Image of Eilean Munde courtesy of Glencoe Folk Museum
Corrag is said to have foretold of the Massacre of Glencoe. When she found that her warnings had been ignored and the clan murdered, she threw Chief MacIain’s broadsword into Loch Leven so that it would provide protection to the men of the glen. The sword lay undisturbed until June 1916, when it was found by a dredger who was clearing the bed of the loch in order to allow the passage of bigger ships. The following day, the 1st July 1916, was the first day of the Battle of the Somme; casualties were enormous, and included seven men from Glencoe – the first to die in battle since the Massacre.
Corrag also warned that if the narrows of Loch Leven were ever bridged, a flood would fill the Glen.
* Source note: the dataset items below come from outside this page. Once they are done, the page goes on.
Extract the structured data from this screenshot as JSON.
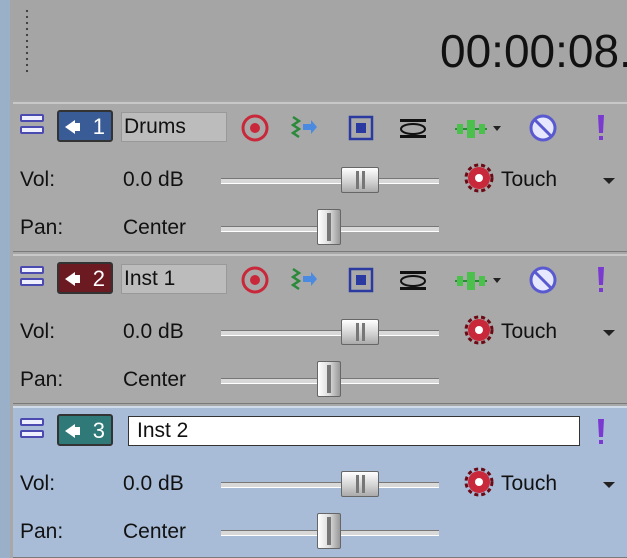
{
  "time_display": "00:00:08.",
  "tracks": [
    {
      "number": "1",
      "name": "Drums",
      "color": "#3a5c96",
      "volume_label": "Vol:",
      "volume_value": "0.0 dB",
      "pan_label": "Pan:",
      "pan_value": "Center",
      "automation_mode": "Touch"
    },
    {
      "number": "2",
      "name": "Inst 1",
      "color": "#6b1a22",
      "volume_label": "Vol:",
      "volume_value": "0.0 dB",
      "pan_label": "Pan:",
      "pan_value": "Center",
      "automation_mode": "Touch"
    },
    {
      "number": "3",
      "name": "Inst 2",
      "color": "#2f7a78",
      "volume_label": "Vol:",
      "volume_value": "0.0 dB",
      "pan_label": "Pan:",
      "pan_value": "Center",
      "automation_mode": "Touch"
    }
  ],
  "icons": {
    "arm": "record-arm-icon",
    "fx": "track-fx-icon",
    "motion": "track-motion-icon",
    "compositing": "compositing-icon",
    "envelope": "envelope-icon",
    "mute": "mute-icon",
    "solo": "solo-icon",
    "automation": "automation-gear-icon"
  }
}
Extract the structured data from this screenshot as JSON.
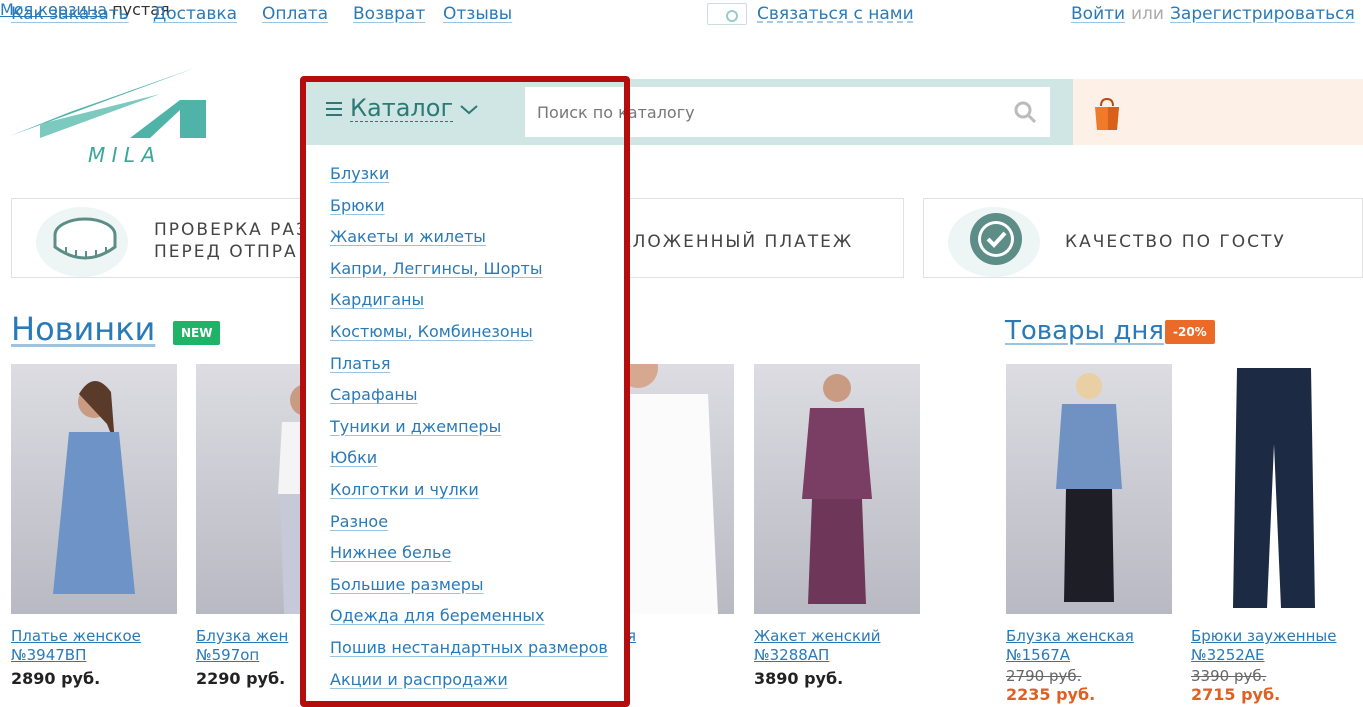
{
  "topnav": {
    "how_to_order": "Как заказать",
    "delivery": "Доставка",
    "payment": "Оплата",
    "returns": "Возврат",
    "reviews": "Отзывы",
    "contact": "Связаться с нами",
    "login": "Войти",
    "or": "или",
    "register": "Зарегистрироваться"
  },
  "logo": {
    "text": "M I L A"
  },
  "catalog": {
    "label": "Каталог",
    "items": [
      "Блузки",
      "Брюки",
      "Жакеты и жилеты",
      "Капри, Леггинсы, Шорты",
      "Кардиганы",
      "Костюмы, Комбинезоны",
      "Платья",
      "Сарафаны",
      "Туники и джемперы",
      "Юбки",
      "Колготки и чулки",
      "Разное",
      "Нижнее белье",
      "Большие размеры",
      "Одежда для беременных",
      "Пошив нестандартных размеров",
      "Акции и распродажи"
    ]
  },
  "search": {
    "placeholder": "Поиск по каталогу"
  },
  "cart": {
    "link": "Моя корзина",
    "status": "пустая"
  },
  "benefits": [
    {
      "text": "ПРОВЕРКА РАЗ\nПЕРЕД ОТПРА"
    },
    {
      "text": "АЛОЖЕННЫЙ ПЛАТЕЖ"
    },
    {
      "text": "КАЧЕСТВО ПО ГОСТУ"
    }
  ],
  "new_section": {
    "title": "Новинки",
    "badge": "NEW",
    "products": [
      {
        "name": "Платье женское №3947ВП",
        "name1": "Платье женское",
        "name2": "№3947ВП",
        "price": "2890 руб.",
        "color": "#6d93c7"
      },
      {
        "name1": "Блузка жен",
        "name2": "№597оп",
        "price": "2290 руб.",
        "color": "#e9eaf0"
      },
      {
        "name1": "женская",
        "name2": "ВП",
        "price": "уб.",
        "color": "#ffffff"
      },
      {
        "name1": "Жакет женский",
        "name2": "№3288АП",
        "price": "3890 руб.",
        "color": "#7a3d63"
      }
    ]
  },
  "deals_section": {
    "title": "Товары дня",
    "badge": "-20%",
    "products": [
      {
        "name1": "Блузка женская",
        "name2": "№1567А",
        "old_price": "2790 руб.",
        "new_price": "2235 руб.",
        "color": "#6f92c2"
      },
      {
        "name1": "Брюки зауженные",
        "name2": "№3252АЕ",
        "old_price": "3390 руб.",
        "new_price": "2715 руб.",
        "color": "#1d2a44"
      }
    ]
  }
}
When the Ballachulish Bridge was being constructed, the engineers found a loophole: they never technically completed it. One of the bolts is missing - in fact, it was never put in place, just in case Corrag’s prophesy came true.
Corrag was to be buried on Eilean Munde, a sacred burial island in Loch Leven. However, a fierce storm started up as soon as the boat set out for the island, forcing it back to shore. This happened three times before they gave up. Corrag was instead buried by the shore near Ballachulish, overlooking the loch. When construction of the new road along the lochside began, there were two bad landslides and one construction worker and his vehicle were thrown into the water – supposedly because he had disturbed Corrag’s resting place.